Abstract

Rotating convective turbulence is ubiquitously found across geophysical settings, such as surface and subsurface oceans, planetary atmospheres, molten metal planetary cores, magma chambers, magma oceans, and basal magma oceans. Depending on the thermal and material properties of the system, buoyant convection can be driven thermally or compositionally, where a Prandtl number ( Pr = ν / κ i ) defines the characteristic diffusion properties of the system, with κ i = κ T representing thermal diffusion and κ i = κ C representing chemical diffusion.
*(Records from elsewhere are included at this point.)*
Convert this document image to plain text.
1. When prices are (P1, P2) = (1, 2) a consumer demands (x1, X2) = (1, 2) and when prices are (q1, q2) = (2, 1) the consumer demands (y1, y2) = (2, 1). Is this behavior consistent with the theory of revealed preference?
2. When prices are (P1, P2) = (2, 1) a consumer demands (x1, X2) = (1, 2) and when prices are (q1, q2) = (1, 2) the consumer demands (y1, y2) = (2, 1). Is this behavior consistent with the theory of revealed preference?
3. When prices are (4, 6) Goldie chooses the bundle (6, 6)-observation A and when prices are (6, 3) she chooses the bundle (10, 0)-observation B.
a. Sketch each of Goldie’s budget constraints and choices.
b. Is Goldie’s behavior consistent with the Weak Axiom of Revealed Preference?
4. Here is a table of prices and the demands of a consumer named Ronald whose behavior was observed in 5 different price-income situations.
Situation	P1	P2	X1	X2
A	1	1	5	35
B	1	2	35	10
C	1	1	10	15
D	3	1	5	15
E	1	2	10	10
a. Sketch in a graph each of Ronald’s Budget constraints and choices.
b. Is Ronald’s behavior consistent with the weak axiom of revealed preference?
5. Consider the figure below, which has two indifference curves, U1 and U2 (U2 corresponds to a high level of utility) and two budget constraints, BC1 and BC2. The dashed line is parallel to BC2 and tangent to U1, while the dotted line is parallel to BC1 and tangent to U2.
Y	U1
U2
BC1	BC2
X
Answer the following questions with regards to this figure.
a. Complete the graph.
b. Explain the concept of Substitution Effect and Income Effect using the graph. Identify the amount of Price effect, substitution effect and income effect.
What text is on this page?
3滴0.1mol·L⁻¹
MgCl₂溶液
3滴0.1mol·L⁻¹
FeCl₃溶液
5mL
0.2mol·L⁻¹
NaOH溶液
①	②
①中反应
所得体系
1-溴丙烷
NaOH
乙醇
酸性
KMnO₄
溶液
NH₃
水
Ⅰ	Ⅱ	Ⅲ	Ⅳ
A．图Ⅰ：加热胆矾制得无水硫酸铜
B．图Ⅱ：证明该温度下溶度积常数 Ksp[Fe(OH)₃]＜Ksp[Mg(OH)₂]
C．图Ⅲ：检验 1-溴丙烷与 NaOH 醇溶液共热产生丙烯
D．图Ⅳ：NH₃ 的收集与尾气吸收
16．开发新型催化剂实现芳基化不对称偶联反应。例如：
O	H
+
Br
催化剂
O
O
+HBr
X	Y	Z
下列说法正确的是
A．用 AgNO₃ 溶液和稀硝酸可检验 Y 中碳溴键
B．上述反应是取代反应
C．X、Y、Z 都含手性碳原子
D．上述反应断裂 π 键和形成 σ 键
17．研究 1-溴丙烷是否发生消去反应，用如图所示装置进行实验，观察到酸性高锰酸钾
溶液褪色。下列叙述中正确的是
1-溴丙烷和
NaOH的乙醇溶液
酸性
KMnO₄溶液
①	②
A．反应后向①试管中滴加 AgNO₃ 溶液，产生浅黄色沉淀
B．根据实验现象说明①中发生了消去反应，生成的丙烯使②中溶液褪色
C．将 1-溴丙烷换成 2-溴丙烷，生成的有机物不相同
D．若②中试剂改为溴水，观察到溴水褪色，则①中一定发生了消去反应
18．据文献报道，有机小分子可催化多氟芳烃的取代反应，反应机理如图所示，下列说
These numbers vary widely for geophysical systems; for example, the liquid iron undergoing thermal-compositional convection in Earth's core is defined by P r T ≈ 0.1 and P r C ≈ 100 , while a thermally-driven liquid silicate magma ocean is defined by P r T ≈ 100 . Currently, most numerical and laboratory data for rotating convective turbulent flows exists at Pr = O ( 1 ) ; high Pr rotating convection relevant to compositionally-driven core flow and other systems is less commonly studied. Here, we address this deficit by carrying out a broad suite of rotating convection experiments made over a range of Pr values, employing water and three different silicone oils as our working fluids ( Pr = 6, 41, 206, and 993). Using measurements of flow velocities (Reynolds, Re) and heat transfer efficiency (Nusselt, Nu), a baroclinic torque balance is found to describe the turbulence regardless of Prandtl number so long as Re is sufficiently large ( Re ≳ 10 ). Estimated turbulent scales are found to remain close to onset scales in all experiments, a result that may extrapolate to planetary settings. Lastly, we use our data to build Pr-dependent predictive nondimensional and dimensional scaling relations for rotating convective velocities that can be applied across a broad range of geophysical fluid dynamical settings.